Süleymaniye’de aileler çocuklarının eğitimi için borçlanıyor

Eğitim sistemindeki ayrımcılığın, toplumsal sınıflaşmayı da derinleştirdiğine dikkat çeken Kürtçe öğretmeni Nesrin Ahmed, eğitim sistemindeki ayrımcılığa ve adaletsizliğe dikkat çekiyor.

ŞÎRÎN SALIH

Süleymaniye - Ayrımcılık yaşamın birçok alanında insanların karşısına çıkan bir olgu ancak en etkin ve acımasız yaşanan alanlardan biri eğitim. Eğitim sistemindeki ayrımcılık çocuğun tüm yaşamını etkisi altına alan ve aynı zamanda yetişkinlik döneminin de şekillenmesini sağlayan bir silah olarak kullanılıyor. Süleymaniye de devlet okullarının kısıtlı imkanları, kapasitelerini aşan öğrenci sayısı nedeniyle eğitim sisteminin tartışmalı olduğu yerlerden biri. Aileler çocuklarını son çare olarak özel okullara göndermeyi tercih ediyor. Bu duruma gücü yetmeyen aileler ise son çare olarak borçlanmayı göze alıyor. Qirga Şehitler Okulu’nda Kürtçe öğretmenliği yapan Nesrin Ahmed, eğitim sistemindeki ayrımcılığı ve topluma yansımasını anlattı.

Devlet okulları tercih edilmiyor

Devlet okullarında kapasitenin üzerindeki öğrenci sayısının, öğretmenlerin yöntem ve tekniklerin daha sınırlı ve kısıtlı olması gibi nedenlerden kaynaklı ailelerin özel okulları tercih ettiğini söyleyen Nesrin Ahmed, “Her anne baba çocuğunun en iyi ortamda eğitim görmesini ister.
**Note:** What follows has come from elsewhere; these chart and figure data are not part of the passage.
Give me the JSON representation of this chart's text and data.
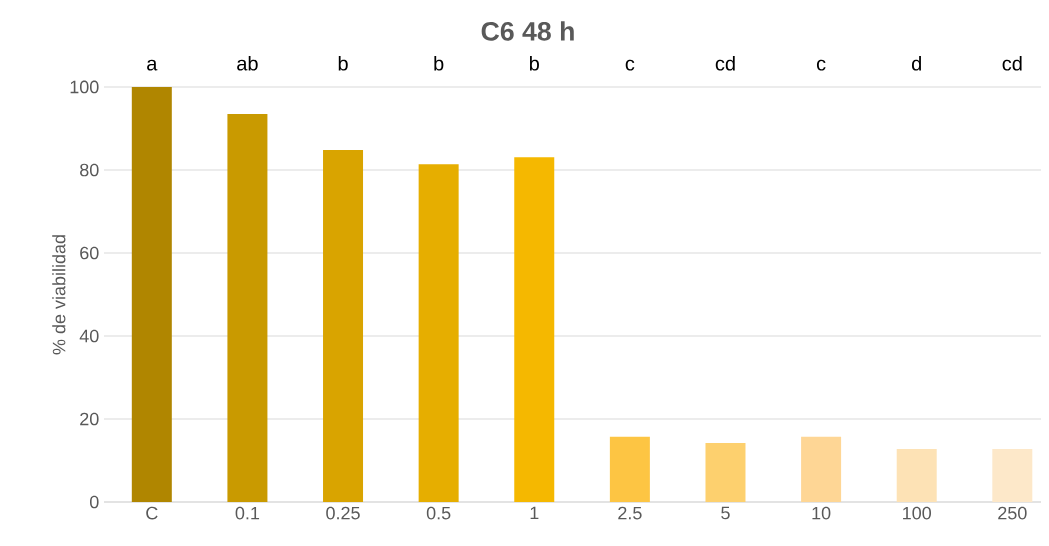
{
  "chart_data": {
    "type": "bar",
    "title": "C6 48 h",
    "ylabel": "% de viabilidad",
    "categories": [
      "C",
      "0.1",
      "0.25",
      "0.5",
      "1",
      "2.5",
      "5",
      "10",
      "100",
      "250"
    ],
    "values": [
      100,
      93.5,
      84.8,
      81.4,
      83.1,
      15.7,
      14.2,
      15.7,
      12.8,
      12.8
    ],
    "colors": [
      "#b08600",
      "#c99a00",
      "#d9a400",
      "#e6ae00",
      "#f5b800",
      "#fdc543",
      "#fdd06e",
      "#fed695",
      "#fde2b5",
      "#fde8c9"
    ],
    "ylim": [
      0,
      100
    ],
    "yticks": [
      0,
      20,
      40,
      60,
      80,
      100
    ],
    "grid": "y",
    "annotations": [
      "a",
      "ab",
      "b",
      "b",
      "b",
      "c",
      "cd",
      "c",
      "d",
      "cd"
    ]
  }
}
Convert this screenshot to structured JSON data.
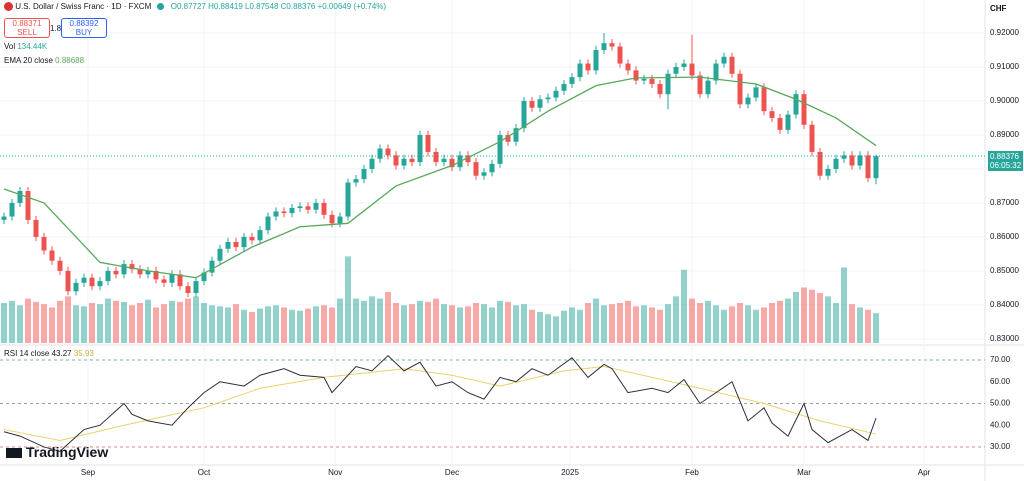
{
  "header": {
    "symbol": "U.S. Dollar / Swiss Franc · 1D · FXCM",
    "o": "O0.87727",
    "h": "H0.88419",
    "l": "L0.87548",
    "c": "C0.88376",
    "change": "+0.00649 (+0.74%)",
    "sell_price": "0.88371",
    "sell": "SELL",
    "spread": "1.8",
    "buy_price": "0.88392",
    "buy": "BUY",
    "vol_label": "Vol",
    "vol_value": "134.44K",
    "ema_label": "EMA 20 close",
    "ema_value": "0.88688",
    "rsi_label": "RSI 14 close",
    "rsi_value": "43.27",
    "rsi_ma_value": "35.93",
    "currency": "CHF",
    "last_price": "0.88376",
    "countdown": "06:05:32",
    "brand": "TradingView"
  },
  "chart_data": {
    "type": "candlestick",
    "open": [
      0.865,
      0.866,
      0.87,
      0.8735,
      0.865,
      0.86,
      0.856,
      0.853,
      0.85,
      0.844,
      0.8465,
      0.848,
      0.8455,
      0.847,
      0.85,
      0.849,
      0.852,
      0.8505,
      0.849,
      0.85,
      0.8475,
      0.8465,
      0.849,
      0.8455,
      0.8435,
      0.847,
      0.8495,
      0.853,
      0.8565,
      0.8585,
      0.857,
      0.86,
      0.859,
      0.862,
      0.866,
      0.8675,
      0.867,
      0.8685,
      0.869,
      0.868,
      0.87,
      0.8665,
      0.864,
      0.866,
      0.876,
      0.877,
      0.88,
      0.883,
      0.886,
      0.884,
      0.881,
      0.883,
      0.882,
      0.89,
      0.885,
      0.882,
      0.883,
      0.8805,
      0.884,
      0.882,
      0.878,
      0.879,
      0.8815,
      0.89,
      0.888,
      0.892,
      0.9,
      0.898,
      0.9005,
      0.901,
      0.903,
      0.905,
      0.907,
      0.911,
      0.909,
      0.915,
      0.917,
      0.916,
      0.911,
      0.909,
      0.906,
      0.9065,
      0.905,
      0.902,
      0.908,
      0.91,
      0.911,
      0.9075,
      0.902,
      0.906,
      0.911,
      0.913,
      0.908,
      0.899,
      0.901,
      0.904,
      0.897,
      0.895,
      0.8915,
      0.896,
      0.902,
      0.893,
      0.885,
      0.878,
      0.88,
      0.883,
      0.884,
      0.881,
      0.884,
      0.87727
    ],
    "high": [
      0.8672,
      0.8712,
      0.8747,
      0.8747,
      0.8662,
      0.8612,
      0.8572,
      0.8542,
      0.8512,
      0.8477,
      0.8492,
      0.8492,
      0.8482,
      0.8512,
      0.8512,
      0.8532,
      0.8532,
      0.8517,
      0.8512,
      0.8512,
      0.8487,
      0.8502,
      0.8502,
      0.8467,
      0.8482,
      0.8507,
      0.8542,
      0.8577,
      0.8597,
      0.8597,
      0.8612,
      0.8612,
      0.8632,
      0.8672,
      0.8687,
      0.8687,
      0.8697,
      0.8702,
      0.8702,
      0.8712,
      0.8712,
      0.8677,
      0.8672,
      0.8772,
      0.8782,
      0.8812,
      0.8842,
      0.8872,
      0.8872,
      0.8852,
      0.8842,
      0.8842,
      0.8912,
      0.8912,
      0.8862,
      0.8842,
      0.8842,
      0.8852,
      0.8852,
      0.8832,
      0.8802,
      0.8827,
      0.8912,
      0.8912,
      0.8932,
      0.9012,
      0.9012,
      0.9017,
      0.9022,
      0.9042,
      0.9062,
      0.9082,
      0.9122,
      0.9122,
      0.9162,
      0.92,
      0.9182,
      0.9172,
      0.9122,
      0.9102,
      0.9077,
      0.9077,
      0.9062,
      0.9092,
      0.9112,
      0.9122,
      0.9195,
      0.9087,
      0.9072,
      0.9122,
      0.9142,
      0.9142,
      0.9092,
      0.9022,
      0.9052,
      0.9052,
      0.8982,
      0.8962,
      0.8972,
      0.9032,
      0.9032,
      0.8942,
      0.8862,
      0.8812,
      0.8842,
      0.8852,
      0.8852,
      0.8852,
      0.8852,
      0.88419
    ],
    "low": [
      0.8638,
      0.8648,
      0.8688,
      0.8638,
      0.8588,
      0.8548,
      0.8518,
      0.8488,
      0.8428,
      0.8428,
      0.8453,
      0.8443,
      0.8443,
      0.8458,
      0.8478,
      0.8478,
      0.8493,
      0.8478,
      0.8478,
      0.8463,
      0.8453,
      0.8453,
      0.8443,
      0.8423,
      0.8423,
      0.8458,
      0.8483,
      0.8518,
      0.8553,
      0.8558,
      0.8558,
      0.8578,
      0.8578,
      0.8608,
      0.8648,
      0.8658,
      0.8658,
      0.8673,
      0.8668,
      0.8668,
      0.8653,
      0.8628,
      0.8628,
      0.8648,
      0.8748,
      0.8758,
      0.8788,
      0.8818,
      0.8828,
      0.8798,
      0.8798,
      0.8808,
      0.8808,
      0.8838,
      0.8808,
      0.8808,
      0.8793,
      0.8793,
      0.8808,
      0.8768,
      0.8768,
      0.8778,
      0.8803,
      0.8868,
      0.8868,
      0.8908,
      0.8968,
      0.8968,
      0.8993,
      0.8998,
      0.9018,
      0.9038,
      0.9058,
      0.9078,
      0.9078,
      0.9138,
      0.9148,
      0.9098,
      0.9078,
      0.9048,
      0.9048,
      0.9038,
      0.9008,
      0.8975,
      0.9068,
      0.9088,
      0.9063,
      0.9008,
      0.9008,
      0.9048,
      0.9098,
      0.9068,
      0.8978,
      0.8978,
      0.8998,
      0.8958,
      0.8938,
      0.8903,
      0.8903,
      0.8948,
      0.8918,
      0.8838,
      0.8768,
      0.8768,
      0.8788,
      0.8818,
      0.8798,
      0.8798,
      0.8761,
      0.87548
    ],
    "close": [
      0.866,
      0.87,
      0.8735,
      0.865,
      0.86,
      0.856,
      0.853,
      0.85,
      0.844,
      0.8465,
      0.848,
      0.8455,
      0.847,
      0.85,
      0.849,
      0.852,
      0.8505,
      0.849,
      0.85,
      0.8475,
      0.8465,
      0.849,
      0.8455,
      0.8435,
      0.847,
      0.8495,
      0.853,
      0.8565,
      0.8585,
      0.857,
      0.86,
      0.859,
      0.862,
      0.866,
      0.8675,
      0.867,
      0.8685,
      0.869,
      0.868,
      0.87,
      0.8665,
      0.864,
      0.866,
      0.876,
      0.877,
      0.88,
      0.883,
      0.886,
      0.884,
      0.881,
      0.883,
      0.882,
      0.89,
      0.885,
      0.882,
      0.883,
      0.8805,
      0.884,
      0.882,
      0.878,
      0.879,
      0.8815,
      0.89,
      0.888,
      0.892,
      0.9,
      0.898,
      0.9005,
      0.901,
      0.903,
      0.905,
      0.907,
      0.911,
      0.909,
      0.915,
      0.917,
      0.916,
      0.911,
      0.909,
      0.906,
      0.9065,
      0.905,
      0.902,
      0.908,
      0.91,
      0.911,
      0.9075,
      0.902,
      0.906,
      0.911,
      0.913,
      0.908,
      0.899,
      0.901,
      0.904,
      0.897,
      0.895,
      0.8915,
      0.896,
      0.902,
      0.893,
      0.885,
      0.878,
      0.88,
      0.883,
      0.884,
      0.881,
      0.884,
      0.87727,
      0.88376
    ],
    "volume": [
      180,
      190,
      170,
      200,
      185,
      175,
      160,
      190,
      210,
      170,
      165,
      180,
      175,
      200,
      190,
      185,
      170,
      180,
      195,
      160,
      175,
      190,
      185,
      200,
      210,
      180,
      170,
      165,
      160,
      175,
      150,
      140,
      155,
      165,
      170,
      160,
      150,
      145,
      155,
      165,
      170,
      160,
      200,
      390,
      200,
      190,
      210,
      200,
      230,
      180,
      170,
      175,
      190,
      185,
      200,
      175,
      170,
      160,
      165,
      180,
      175,
      160,
      190,
      185,
      170,
      175,
      150,
      140,
      130,
      120,
      145,
      160,
      150,
      180,
      200,
      170,
      175,
      180,
      190,
      165,
      170,
      160,
      150,
      175,
      210,
      330,
      200,
      180,
      190,
      170,
      150,
      165,
      180,
      170,
      150,
      160,
      180,
      190,
      200,
      230,
      250,
      240,
      225,
      210,
      180,
      340,
      175,
      160,
      150,
      134.44
    ],
    "ema": {
      "index": [
        0,
        5,
        12,
        18,
        24,
        31,
        37,
        43,
        49,
        56,
        62,
        68,
        74,
        79,
        87,
        94,
        99,
        104,
        109
      ],
      "values": [
        0.8741,
        0.87,
        0.8525,
        0.85,
        0.848,
        0.857,
        0.863,
        0.864,
        0.875,
        0.881,
        0.888,
        0.897,
        0.9045,
        0.9068,
        0.907,
        0.905,
        0.9005,
        0.895,
        0.88688
      ]
    },
    "rsi": {
      "index": [
        0,
        2,
        5,
        7,
        10,
        12,
        15,
        16,
        18,
        21,
        23,
        25,
        27,
        30,
        32,
        35,
        37,
        40,
        41,
        44,
        46,
        48,
        50,
        52,
        54,
        56,
        58,
        60,
        62,
        64,
        66,
        68,
        71,
        73,
        75,
        76,
        78,
        81,
        83,
        85,
        87,
        89,
        91,
        93,
        95,
        96,
        98,
        100,
        101,
        103,
        105,
        106,
        108,
        109
      ],
      "values": [
        37,
        35,
        30,
        28,
        38,
        40,
        50,
        45,
        42,
        40,
        48,
        55,
        60,
        58,
        63,
        66,
        63,
        62,
        55,
        67,
        65,
        72,
        65,
        69,
        58,
        60,
        55,
        52,
        62,
        60,
        66,
        63,
        71,
        62,
        68,
        66,
        55,
        57,
        55,
        61,
        50,
        55,
        60,
        42,
        48,
        41,
        35,
        50,
        38,
        32,
        36,
        38,
        33,
        43.27
      ]
    },
    "rsi_ma": {
      "index": [
        0,
        7,
        15,
        25,
        32,
        40,
        50,
        56,
        62,
        70,
        75,
        81,
        87,
        95,
        102,
        109
      ],
      "values": [
        38,
        33,
        40,
        48,
        57,
        62,
        66,
        63,
        58,
        65,
        67,
        62,
        57,
        50,
        42,
        35.93
      ]
    },
    "rsi_levels": [
      70,
      50,
      30
    ],
    "ylim": [
      0.8282,
      0.9297
    ],
    "yticks": [
      {
        "value": 0.92,
        "label": "0.92000"
      },
      {
        "value": 0.91,
        "label": "0.91000"
      },
      {
        "value": 0.9,
        "label": "0.90000"
      },
      {
        "value": 0.89,
        "label": "0.89000"
      },
      {
        "value": 0.88,
        "label": "0.88000"
      },
      {
        "value": 0.87,
        "label": "0.87000"
      },
      {
        "value": 0.86,
        "label": "0.86000"
      },
      {
        "value": 0.85,
        "label": "0.85000"
      },
      {
        "value": 0.84,
        "label": "0.84000"
      },
      {
        "value": 0.83,
        "label": "0.83000"
      }
    ],
    "vol_ylim": [
      0,
      1000
    ],
    "rsi_ylim": [
      21.7,
      76.9
    ],
    "rsi_ticks": [
      {
        "value": 70,
        "label": "70.00"
      },
      {
        "value": 60,
        "label": "60.00"
      },
      {
        "value": 50,
        "label": "50.00"
      },
      {
        "value": 40,
        "label": "40.00"
      },
      {
        "value": 30,
        "label": "30.00"
      }
    ],
    "xlabels": [
      {
        "index": 10.5,
        "label": "Sep"
      },
      {
        "index": 25,
        "label": "Oct"
      },
      {
        "index": 41.4,
        "label": "Nov"
      },
      {
        "index": 56,
        "label": "Dec"
      },
      {
        "index": 70.75,
        "label": "2025"
      },
      {
        "index": 86,
        "label": "Feb"
      },
      {
        "index": 100,
        "label": "Mar"
      },
      {
        "index": 115,
        "label": "Apr"
      }
    ],
    "up_color": "#26a69a",
    "down_color": "#ef5350",
    "ema_color": "#5aa85c",
    "rsi_color": "#2a2e39",
    "rsi_ma_color": "#e9d26a",
    "grid": true
  }
}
Maddi durumu çok iyi olan aileler çocuklarını özel okullara gönderiyor, maddi durumu kötü olan aileler de devlet okullarındaki eğitimin sağlıklı bir ortamda verilmediğinden ve yöntem bakımından zengin olmadığından kaynaklı çocuklarını özel okula göndermek için borçlanıyor" diye konuştu.

'Bir sınıfta 40 öğrenci var'

Nesrin Ahmed, öğretim sistemine göre her sınıfta 25'ten fazla öğrenci olmaması gerektiğini ancak devlet okullarında bir sınıfta 40 öğrenci olduğunu söyleyerek bu durumun öğrencinin öğrenme kapasitesini etkilediğini ifade etti. Nesrin Ahmed, ayrıca devlet okullarının arasında bile farklılıklar olduğunu kimi devlet okullarının özel okulun koşullarına sahip olduğunu fakat bu okullara halktan kişilerin değil belirli bir zümrenin çocuklarının gidebildiğini anlattı.

Özel okul ve devlet okulu arasındaki farkın yaşamada yansıdığını sözlerine ekleyen eğitimci Nesrin Ahmed, bu durumun toplum içindeki sınıflaşmayı da derinleştirdiği görüşünde.

'Henüz kitap almamış öğrenciler var'

Devlet okullarının imkansızlıklarından bahseden Nesrin Ahmed, "Devlet okullarında eğitim materyalleri eşit olarak dağıtılmıyor. Henüz yeni kitap almamış öğrencilerimiz var, bu yüzden eski kitaplarla çalışıyorlar" diyerek, bir diğer ihmalin de devlet okullarının öğretmenlerine hak ettikleri değerin verilmemesi olduğunu söyledi.